Nadia Ghulam (Kabul, 1985).
Nadia Ghulam (Kabul, 1985).

El cuerpo de Nadia Ghulam (Kabul, 1985) tiene las huellas irremediables de la guerra en Afganistán. En su caso fue de la guerra civil afgana, previa a la llegada de los talibanes. Cayó una bomba en su casa y la metralla hizo trizas su cuerpo y dejó su cara marcada para siempre. Por eso Nadia odia la guerra; en realidad, odia todo tipo de violencia, incluso la que pudiera ejercerse ahora contra los talibanes. Para los talibanes, Nadia es mujer, culta, escritora y con el pensamiento libre. Y refugiada en un país extranjero. Lleva años en España, concretamente en Barcelona. Antes, en Afganistán, durante una década se hizo pasar por su hermano muerto para evadir las amenazas del anterior gobierno talibán. Su peripecia y horror los cuenta en su libro El secreto de mi turbante. Tenía quince años.
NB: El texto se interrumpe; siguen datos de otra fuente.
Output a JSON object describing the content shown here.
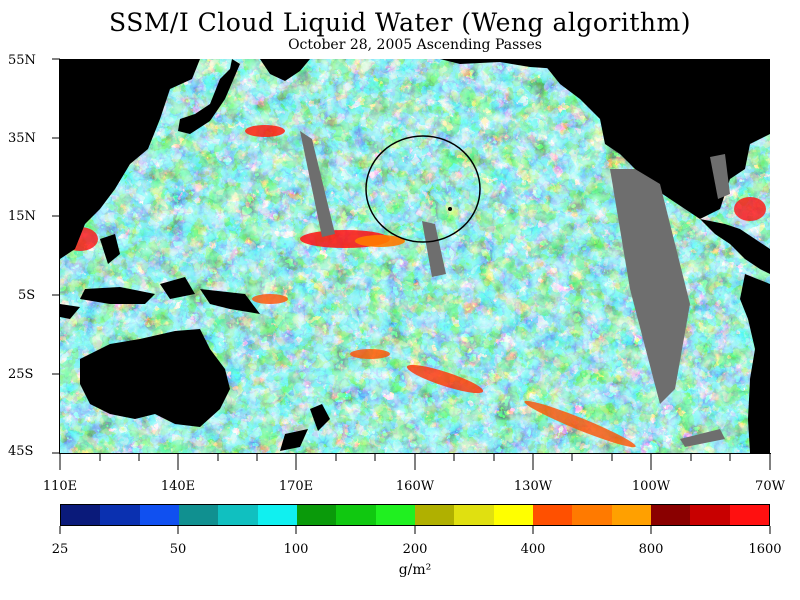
{
  "title": "SSM/I Cloud Liquid Water (Weng algorithm)",
  "subtitle": "October 28, 2005  Ascending Passes",
  "lat_labels": [
    "55N",
    "35N",
    "15N",
    "5S",
    "25S",
    "45S"
  ],
  "lon_labels": [
    "110E",
    "140E",
    "170E",
    "160W",
    "130W",
    "100W",
    "70W"
  ],
  "colorbar": {
    "colors": [
      "#0a1a7a",
      "#0a30b0",
      "#1050f0",
      "#109090",
      "#10c0c0",
      "#10f0f0",
      "#0a9a0a",
      "#10c810",
      "#20f020",
      "#b0b000",
      "#e0e010",
      "#ffff00",
      "#ff5000",
      "#ff7a00",
      "#ffa000",
      "#8a0000",
      "#c80000",
      "#ff1010"
    ],
    "tick_labels": [
      "25",
      "50",
      "100",
      "200",
      "400",
      "800",
      "1600"
    ],
    "units": "g/m²"
  },
  "colors": {
    "land": "#000000",
    "no_data": "#6e6e6e",
    "background": "#ffffff"
  }
}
Posee todos los atributos para estar en el centro de la diana de este “grupo de personas ignorantes que han vivido toda su vida de la guerra y la violencia”. Y que, dice, están manipulados: “están manipulados por un determinado concepto de Dios y por los grandes poderes”. Y puntualiza: “No saben nada de lo que es Dios, no han profundizado ni en su concepto ni en su naturaleza, para ellos es una herramienta para hacer el mal. Para quienes creen honestamente en Dios es una vergüenza”. Y habla también de la manipulación de las grandes potencias: “Ahí están Rusia, China, Irán, Arabia Saudí, los países, todos los países, del Golfo pérsico”.
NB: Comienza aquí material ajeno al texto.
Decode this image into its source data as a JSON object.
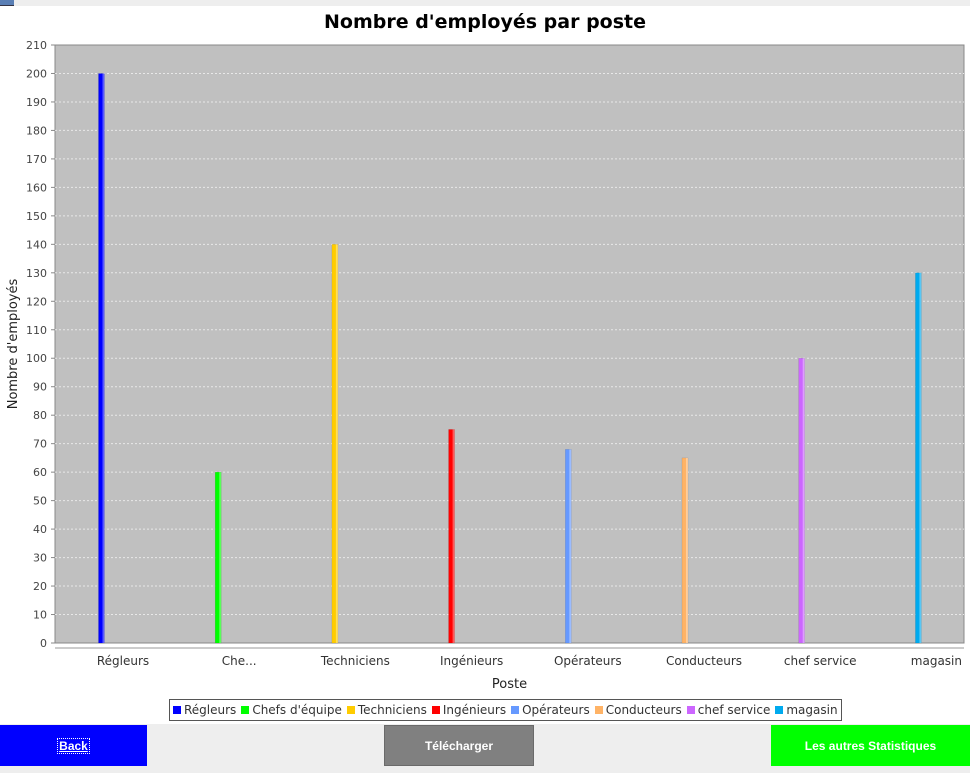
{
  "chart_data": {
    "type": "bar",
    "title": "Nombre d'employés par poste",
    "xlabel": "Poste",
    "ylabel": "Nombre d'employés",
    "ylim": [
      0,
      210
    ],
    "ytick_step": 10,
    "grid": true,
    "legend_position": "bottom",
    "categories": [
      "Régleurs",
      "Che...",
      "Techniciens",
      "Ingénieurs",
      "Opérateurs",
      "Conducteurs",
      "chef service",
      "magasin"
    ],
    "series": [
      {
        "name": "Régleurs",
        "values": [
          200,
          null,
          null,
          null,
          null,
          null,
          null,
          null
        ],
        "color": "#0000ff"
      },
      {
        "name": "Chefs d'équipe",
        "values": [
          null,
          60,
          null,
          null,
          null,
          null,
          null,
          null
        ],
        "color": "#00ff00"
      },
      {
        "name": "Techniciens",
        "values": [
          null,
          null,
          140,
          null,
          null,
          null,
          null,
          null
        ],
        "color": "#ffcc00"
      },
      {
        "name": "Ingénieurs",
        "values": [
          null,
          null,
          null,
          75,
          null,
          null,
          null,
          null
        ],
        "color": "#ff0000"
      },
      {
        "name": "Opérateurs",
        "values": [
          null,
          null,
          null,
          null,
          68,
          null,
          null,
          null
        ],
        "color": "#6699ff"
      },
      {
        "name": "Conducteurs",
        "values": [
          null,
          null,
          null,
          null,
          null,
          65,
          null,
          null
        ],
        "color": "#ffb366"
      },
      {
        "name": "chef service",
        "values": [
          null,
          null,
          null,
          null,
          null,
          null,
          100,
          null
        ],
        "color": "#cc66ff"
      },
      {
        "name": "magasin",
        "values": [
          null,
          null,
          null,
          null,
          null,
          null,
          null,
          130
        ],
        "color": "#00aaee"
      }
    ],
    "plot_background": "#c0c0c0"
  },
  "buttons": {
    "back": "Back",
    "download": "Télécharger",
    "stats": "Les autres Statistiques"
  }
}
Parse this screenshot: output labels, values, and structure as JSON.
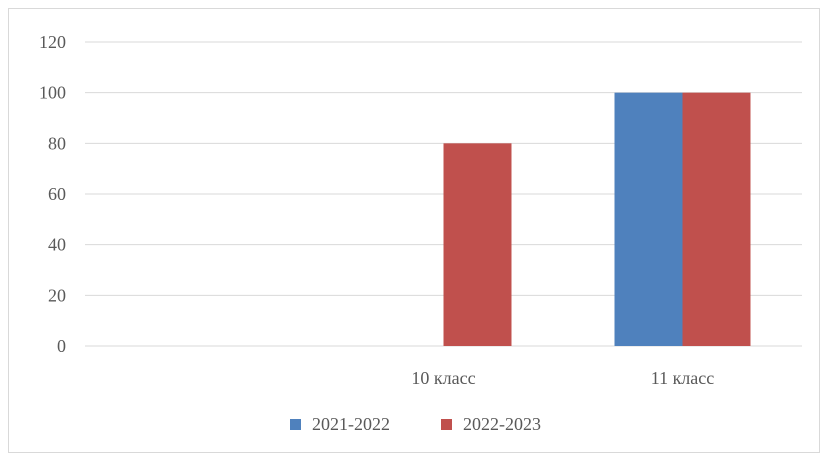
{
  "chart_data": {
    "type": "bar",
    "title": "",
    "xlabel": "",
    "ylabel": "",
    "categories": [
      "",
      "10 класс",
      "11 класс"
    ],
    "series": [
      {
        "name": "2021-2022",
        "color": "#4f81bd",
        "values": [
          0,
          0,
          100
        ]
      },
      {
        "name": "2022-2023",
        "color": "#c0504d",
        "values": [
          0,
          80,
          100
        ]
      }
    ],
    "ylim": [
      0,
      120
    ],
    "yticks": [
      "0",
      "20",
      "40",
      "60",
      "80",
      "100",
      "120"
    ],
    "grid": true,
    "gridline_color": "#d9d9d9",
    "legend": "bottom"
  }
}
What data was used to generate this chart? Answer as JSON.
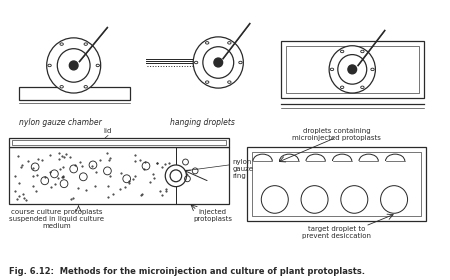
{
  "title": "Fig. 6.12:  Methods for the microinjection and culture of plant protoplasts.",
  "background_color": "#ffffff",
  "line_color": "#2a2a2a",
  "labels": {
    "nylon_gauze": "nylon gauze chamber",
    "hanging": "hanging droplets",
    "lid": "lid",
    "nylon_ring": "nylon\ngauze\nring",
    "course_culture": "course culture protoplasts\nsuspended in liquid culture\nmedium",
    "injected": "injected\nprotoplasts",
    "droplets_contain": "droplets containing\nmicroinjected protoplasts",
    "target_droplet": "target droplet to\nprevent desiccation"
  },
  "figsize": [
    4.5,
    2.8
  ],
  "dpi": 100
}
Y, sin embargo, y aunque el futuro lo ve negro, no es partidaria de una nueva intervención de los países occidentales. “EE.UU. y Europa no lo han hecho bien. Han llenado de armas a un ejército corrupto y al final han caído en manos de los talibanes. Es increíble. Yo, a la parte militar de la estancia en Afganistán le doy un cero, y sin embargo califico con un ocho lo que se refiere a la ayuda humanitaria”.
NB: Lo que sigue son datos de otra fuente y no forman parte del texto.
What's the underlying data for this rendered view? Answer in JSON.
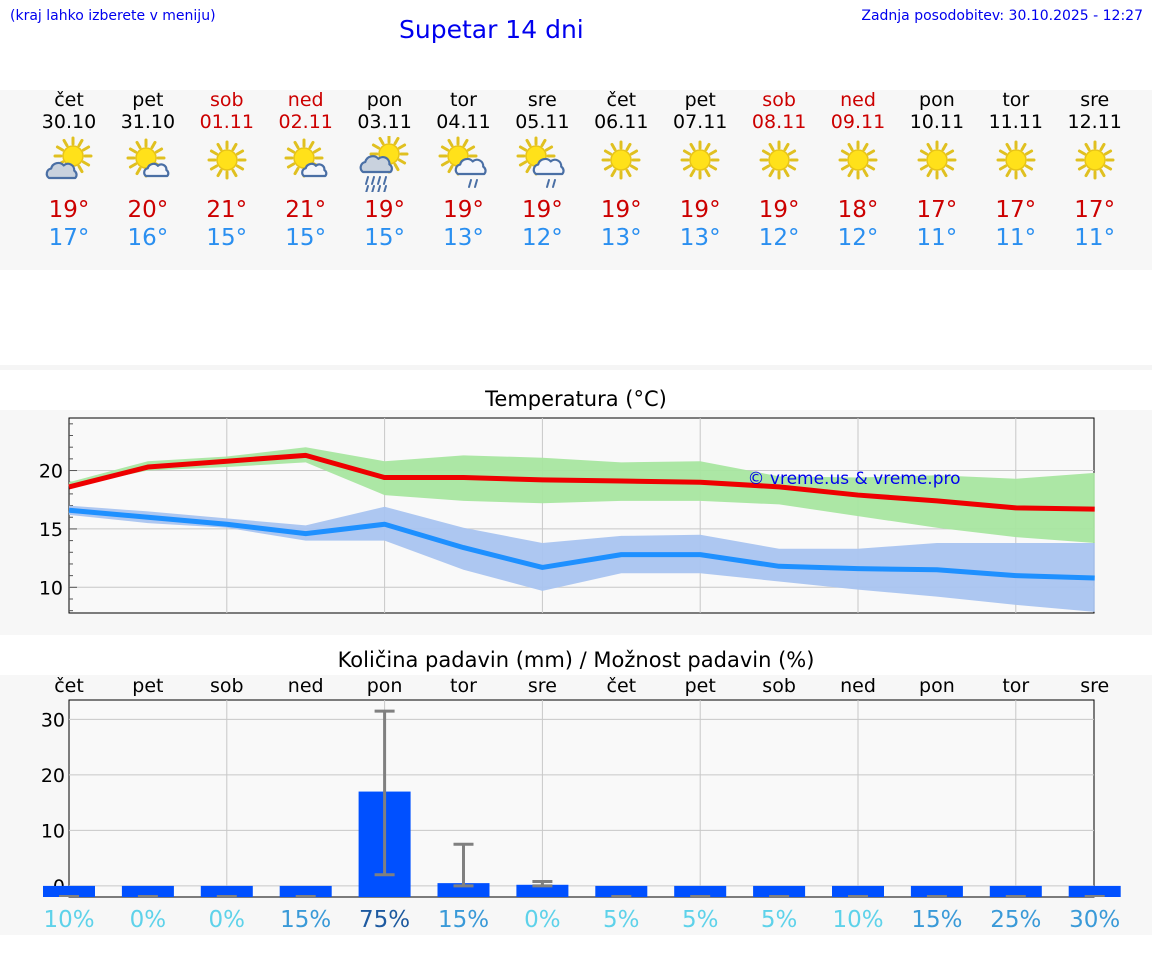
{
  "header": {
    "location_hint": "(kraj lahko izberete v meniju)",
    "title": "Supetar 14 dni",
    "updated": "Zadnja posodobitev: 30.10.2025 - 12:27"
  },
  "days": [
    {
      "name": "čet",
      "date": "30.10",
      "weekend": false,
      "icon": "sun-cloud-icon",
      "tmax": "19°",
      "tmin": "17°"
    },
    {
      "name": "pet",
      "date": "31.10",
      "weekend": false,
      "icon": "sun-small-cloud-icon",
      "tmax": "20°",
      "tmin": "16°"
    },
    {
      "name": "sob",
      "date": "01.11",
      "weekend": true,
      "icon": "sun-icon",
      "tmax": "21°",
      "tmin": "15°"
    },
    {
      "name": "ned",
      "date": "02.11",
      "weekend": true,
      "icon": "sun-small-cloud-icon",
      "tmax": "21°",
      "tmin": "15°"
    },
    {
      "name": "pon",
      "date": "03.11",
      "weekend": false,
      "icon": "sun-cloud-heavy-rain-icon",
      "tmax": "19°",
      "tmin": "15°"
    },
    {
      "name": "tor",
      "date": "04.11",
      "weekend": false,
      "icon": "sun-cloud-rain-icon",
      "tmax": "19°",
      "tmin": "13°"
    },
    {
      "name": "sre",
      "date": "05.11",
      "weekend": false,
      "icon": "sun-cloud-rain-icon",
      "tmax": "19°",
      "tmin": "12°"
    },
    {
      "name": "čet",
      "date": "06.11",
      "weekend": false,
      "icon": "sun-icon",
      "tmax": "19°",
      "tmin": "13°"
    },
    {
      "name": "pet",
      "date": "07.11",
      "weekend": false,
      "icon": "sun-icon",
      "tmax": "19°",
      "tmin": "13°"
    },
    {
      "name": "sob",
      "date": "08.11",
      "weekend": true,
      "icon": "sun-icon",
      "tmax": "19°",
      "tmin": "12°"
    },
    {
      "name": "ned",
      "date": "09.11",
      "weekend": true,
      "icon": "sun-icon",
      "tmax": "18°",
      "tmin": "12°"
    },
    {
      "name": "pon",
      "date": "10.11",
      "weekend": false,
      "icon": "sun-icon",
      "tmax": "17°",
      "tmin": "11°"
    },
    {
      "name": "tor",
      "date": "11.11",
      "weekend": false,
      "icon": "sun-icon",
      "tmax": "17°",
      "tmin": "11°"
    },
    {
      "name": "sre",
      "date": "12.11",
      "weekend": false,
      "icon": "sun-icon",
      "tmax": "17°",
      "tmin": "11°"
    }
  ],
  "colors": {
    "max_line": "#ee0000",
    "max_band": "#a8e6a0",
    "min_line": "#1e90ff",
    "min_band": "#a9c4f0",
    "bar": "#0050ff",
    "errorbar": "#808080",
    "weekend_text": "#cc0000",
    "link_text": "#0000ee"
  },
  "chart_data": [
    {
      "type": "line",
      "title": "Temperatura (°C)",
      "watermark": "© vreme.us & vreme.pro",
      "ylim": [
        7.8,
        24.5
      ],
      "yticks": [
        "10",
        "15",
        "20"
      ],
      "x": [
        0,
        1,
        2,
        3,
        4,
        5,
        6,
        7,
        8,
        9,
        10,
        11,
        12,
        13
      ],
      "series": [
        {
          "name": "max",
          "values": [
            18.6,
            20.3,
            20.8,
            21.3,
            19.4,
            19.4,
            19.2,
            19.1,
            19.0,
            18.6,
            17.9,
            17.4,
            16.8,
            16.7
          ],
          "band_low": [
            18.6,
            20.0,
            20.3,
            20.7,
            17.9,
            17.4,
            17.2,
            17.4,
            17.4,
            17.1,
            16.1,
            15.1,
            14.3,
            13.8
          ],
          "band_high": [
            19.0,
            20.8,
            21.2,
            22.0,
            20.8,
            21.3,
            21.1,
            20.7,
            20.8,
            19.5,
            19.4,
            19.6,
            19.3,
            19.8
          ]
        },
        {
          "name": "min",
          "values": [
            16.6,
            16.0,
            15.4,
            14.6,
            15.4,
            13.4,
            11.7,
            12.8,
            12.8,
            11.8,
            11.6,
            11.5,
            11.0,
            10.8
          ],
          "band_low": [
            16.2,
            15.5,
            15.1,
            14.0,
            14.0,
            11.5,
            9.7,
            11.2,
            11.2,
            10.5,
            9.8,
            9.2,
            8.5,
            7.9
          ],
          "band_high": [
            17.0,
            16.5,
            15.9,
            15.3,
            16.9,
            15.1,
            13.8,
            14.4,
            14.5,
            13.3,
            13.3,
            13.8,
            13.8,
            13.8
          ]
        }
      ]
    },
    {
      "type": "bar",
      "title": "Količina padavin (mm) / Možnost padavin (%)",
      "categories": [
        "čet",
        "pet",
        "sob",
        "ned",
        "pon",
        "tor",
        "sre",
        "čet",
        "pet",
        "sob",
        "ned",
        "pon",
        "tor",
        "sre"
      ],
      "ylim": [
        -2,
        33.5
      ],
      "yticks": [
        "0",
        "10",
        "20",
        "30"
      ],
      "values": [
        0,
        0,
        0,
        0,
        17.0,
        0.5,
        0.2,
        0,
        0,
        0,
        0,
        0,
        0,
        0
      ],
      "error_low": [
        0,
        0,
        0,
        0,
        2.0,
        0,
        0,
        0,
        0,
        0,
        0,
        0,
        0,
        0
      ],
      "error_high": [
        0,
        0,
        0,
        0,
        31.5,
        7.5,
        0.8,
        0,
        0,
        0,
        0,
        0,
        0,
        0
      ],
      "probability": [
        "10%",
        "0%",
        "0%",
        "15%",
        "75%",
        "15%",
        "0%",
        "5%",
        "5%",
        "5%",
        "10%",
        "15%",
        "25%",
        "30%"
      ],
      "probability_values": [
        10,
        0,
        0,
        15,
        75,
        15,
        0,
        5,
        5,
        5,
        10,
        15,
        25,
        30
      ]
    }
  ]
}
¿Solución entonces? “Desde luego, no invadir otra vez Afganistán, como te he dicho antes; pero tampoco negociar con los talibanes. No se puede hablar con gente que ha matado a inocentes por el hecho de ser familiares de traductores o de colaboradores de las tropas occidentales y que no se arrepienten. Eso le contestaron a una periodista afgana que les preguntó si pedían perdón por los muertos ocasionados y que eran inocentes. ´¿Inocentes?´, respondieron, «no, ellos eran culpables y merecían morir”. Nadia es firme partidaria de que la ayuda se canalice a través de ONG´s y se encauce por los cientos de miles de afganos en la diáspora –“solo en Alemania hay 100.000”-. Ella vive en España desde hace años; habla bien el español y reconoce que está dividida: “mi cuerpo está en España y mi espíritu en Afganistán”. Nada le gustaría más que volver a su país, pero lo ve imposible en el futuro próximo. Sería un pasaporte hacia la muerte. Por supuesto que no se puede comparar la situación, ni lo hace, entre los dos países, pero no le gusta la xenofobia que percibe en España, “como mujer y como refugiada”. “Solo pido a España y al resto de países que no corten la ayuda humanitaria, ahora no, por favor”.